Primary LanguageJupyter Notebook

CausalRCA_code

Description

This repository includes codes and data for CausalRCA. CausalRCA is a root cause localization framework, including monitoring metrics collection, causal structure learning and root cause inference.

image

Data

We deploy the sock-shop with Kubernetes on several VMs in the cloud and inject anomalies to simulate performance issues of a running microservice application.

We collect data with data_collection_all_services.ipynb and put all data in the folder data_collected.

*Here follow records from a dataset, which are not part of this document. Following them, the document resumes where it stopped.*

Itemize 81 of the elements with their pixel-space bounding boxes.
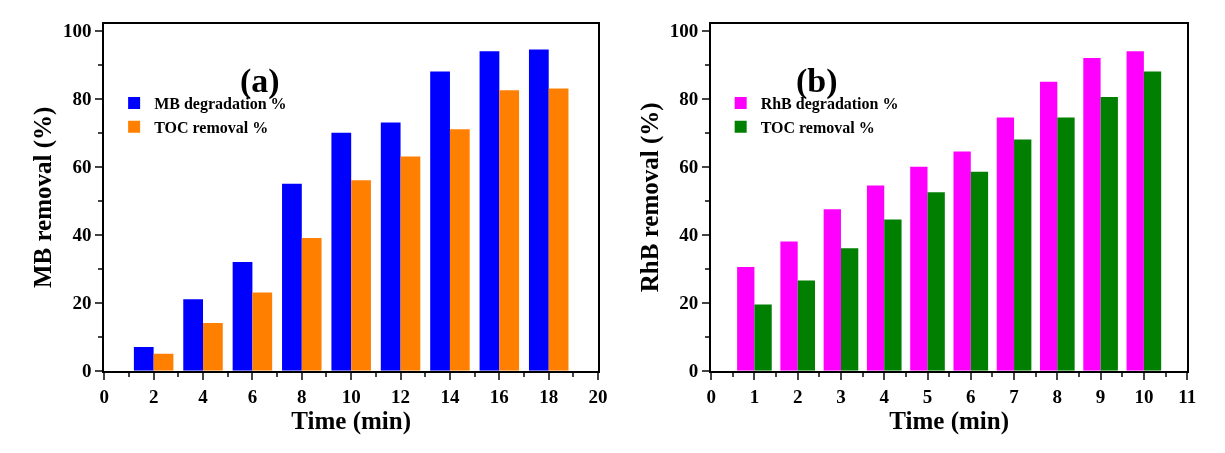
x-tick-label: 20: [588, 385, 608, 407]
bar: [780, 241, 798, 371]
bar: [183, 299, 204, 371]
y-tick-label: 20: [679, 292, 699, 314]
bar: [252, 292, 273, 371]
bar: [970, 171, 989, 371]
y-tick-label: 60: [72, 156, 92, 178]
y-axis-title: RhB removal (%): [636, 102, 665, 293]
bar: [866, 185, 885, 371]
y-tick-label: 100: [669, 20, 699, 42]
x-tick-label: 16: [489, 385, 509, 407]
bar: [737, 267, 755, 371]
x-tick-label: 5: [922, 385, 933, 407]
y-tick-label: 80: [679, 88, 699, 110]
bar: [282, 183, 302, 371]
x-tick-label: 3: [836, 385, 846, 407]
x-tick-label: 2: [148, 385, 159, 407]
bar: [754, 304, 772, 371]
y-tick-label: 40: [72, 224, 92, 246]
x-tick-label: 14: [440, 385, 460, 407]
bar: [823, 209, 841, 371]
bar: [797, 280, 815, 371]
bar: [380, 122, 401, 371]
bar: [910, 166, 928, 371]
x-tick-label: 8: [1052, 385, 1063, 407]
bar: [331, 132, 352, 371]
y-tick-label: 40: [679, 224, 699, 246]
text: (b): [796, 62, 838, 100]
bar: [953, 151, 971, 371]
x-tick-label: 12: [391, 385, 411, 407]
bar: [133, 346, 154, 371]
bar: [1100, 97, 1118, 371]
y-tick-label: 80: [72, 88, 92, 110]
y-tick-label: 100: [62, 20, 92, 42]
x-tick-label: 4: [198, 385, 209, 407]
bar: [430, 71, 450, 371]
x-tick-label: 6: [966, 385, 976, 407]
x-tick-label: 0: [706, 385, 716, 407]
x-tick-label: 10: [341, 385, 361, 407]
x-tick-label: 10: [1134, 385, 1154, 407]
x-tick-label: 6: [247, 385, 258, 407]
text: (a): [240, 62, 280, 100]
x-tick-label: 9: [1095, 385, 1106, 407]
bar: [301, 238, 322, 371]
x-axis-title: Time (min): [291, 407, 412, 435]
y-axis-title: MB removal (%): [29, 106, 58, 289]
bar: [203, 323, 223, 371]
bar: [1040, 81, 1058, 371]
bar: [232, 261, 253, 371]
y-tick-label: 60: [679, 156, 699, 178]
x-axis-title: Time (min): [889, 407, 1009, 435]
x-tick-label: 7: [1009, 385, 1020, 407]
x-tick-label: 4: [879, 385, 890, 407]
bar: [499, 90, 520, 371]
bar: [1014, 139, 1032, 371]
y-tick-label: 20: [72, 292, 92, 314]
bar: [153, 353, 174, 371]
bar: [528, 49, 549, 371]
x-tick-label: 2: [792, 385, 803, 407]
x-tick-label: 0: [99, 385, 109, 407]
bar: [996, 117, 1015, 371]
bar: [927, 192, 945, 371]
bar: [479, 51, 500, 371]
bar: [1083, 57, 1101, 371]
x-tick-label: 18: [539, 385, 559, 407]
bar: [840, 248, 859, 371]
bar: [1126, 51, 1144, 371]
x-tick-label: 1: [749, 385, 760, 407]
x-tick-label: 11: [1178, 385, 1197, 407]
bar: [884, 219, 902, 371]
legend-label: TOC removal %: [760, 118, 875, 136]
legend-label: TOC removal %: [154, 118, 269, 136]
y-tick-label: 0: [81, 360, 92, 382]
bar: [548, 88, 569, 371]
bar: [449, 129, 470, 371]
x-tick-label: 8: [297, 385, 307, 407]
bar: [400, 156, 421, 371]
bar: [1057, 117, 1075, 371]
bar: [1143, 71, 1162, 371]
y-tick-label: 0: [688, 360, 699, 382]
bar: [351, 180, 371, 371]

We collect both service-level and resource-level data. At the service level, we collect the latency of each service. At the resource level, we collect container resource-related metrics, including CPU usage, memory usage, disk read and write, and network receive and transmit bytes.

Code

To run these python files, first install requirements with

pip install -r requirements.txt

We provide codes for benchmark methods and CausalRCA, including the three experiments in our paper for latency, single-service, and full-service tests.

For benchmark test, check bench_test-latency.ipynb, bench_test-single_service.ipynb, or bench_test-all_service.ipynb.

For CausalRCA, run train_latency.py, train_single_service.py, or train_all_services.py.

To repeat experiments, test_latency_per.sh, test_single_service_per.sh, and test_all_service_per.sh can be used.